Bipolar Causes: Genetics
Observations of family histories have long confirmed that bipolar disorders are inherited genetically. Adult relatives of someone with Bipolar Disorder I or II are 10 times more likely to also develop bipolar disorder. The risk increases based on the level of relationship connection. Those with a second-degree relationship with someone who has bipolar disorder, such as an aunt or uncle, have a slightly elevated risk. This risk increases when a sibling or fraternal twin is diagnosed. Having one or both parents or an identical twin with bipolar disorder greatly increases one's risk of developing bipolar disorder.

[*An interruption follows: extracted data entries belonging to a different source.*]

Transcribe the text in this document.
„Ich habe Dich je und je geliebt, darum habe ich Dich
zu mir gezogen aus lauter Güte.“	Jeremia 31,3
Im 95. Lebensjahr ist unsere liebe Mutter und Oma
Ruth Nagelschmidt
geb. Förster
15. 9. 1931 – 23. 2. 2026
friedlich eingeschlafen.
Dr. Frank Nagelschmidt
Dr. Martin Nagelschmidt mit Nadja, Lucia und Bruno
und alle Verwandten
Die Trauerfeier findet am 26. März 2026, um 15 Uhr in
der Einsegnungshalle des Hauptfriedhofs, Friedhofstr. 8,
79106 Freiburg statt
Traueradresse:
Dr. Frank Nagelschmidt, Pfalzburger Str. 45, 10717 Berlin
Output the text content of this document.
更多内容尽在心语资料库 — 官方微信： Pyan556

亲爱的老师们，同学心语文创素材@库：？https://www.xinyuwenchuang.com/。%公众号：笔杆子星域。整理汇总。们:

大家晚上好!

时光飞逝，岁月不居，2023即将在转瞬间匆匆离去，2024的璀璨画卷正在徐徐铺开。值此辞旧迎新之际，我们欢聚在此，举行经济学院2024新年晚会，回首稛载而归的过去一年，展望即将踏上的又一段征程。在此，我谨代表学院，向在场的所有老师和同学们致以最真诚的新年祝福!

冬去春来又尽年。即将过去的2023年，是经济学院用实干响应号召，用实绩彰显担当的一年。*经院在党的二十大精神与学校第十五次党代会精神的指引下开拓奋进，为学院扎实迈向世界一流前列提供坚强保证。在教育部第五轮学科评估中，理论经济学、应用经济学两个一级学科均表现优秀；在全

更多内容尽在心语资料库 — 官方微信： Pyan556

The risk of bipolar disorder II is generally highest among relatives that also have bipolar II disorder, not those with bipolar I or major depressive disorder.
In all, about 80% of people diagnosed with bipolar disorder have a family history of either bipolar disorder or major depressive disorder. However, this does not necessarily mean that someone with such a family history will inherit the genetic predisposition of the disease, or if they do, that their predisposition will eventually develop into symptoms.
Areas of chromosomes 4, 12, 18, 21, 22, and X have been linked to various aspects of bipolar disorder supporting the general notion that the illness is caused by multiple genes. At the present time, however, there are no genes that have been identified as definitively responsible for causing bipolar disorder. It is likely that genes that control bipolar disorders will be identified sometime in the future. However, with the diathesis-stress hypothesis, just having the presence of particular genes alone is not expected to be enough to set the disorder in motion. How the environment reacts with genes is an important component of how bipolar develops and is then maintained.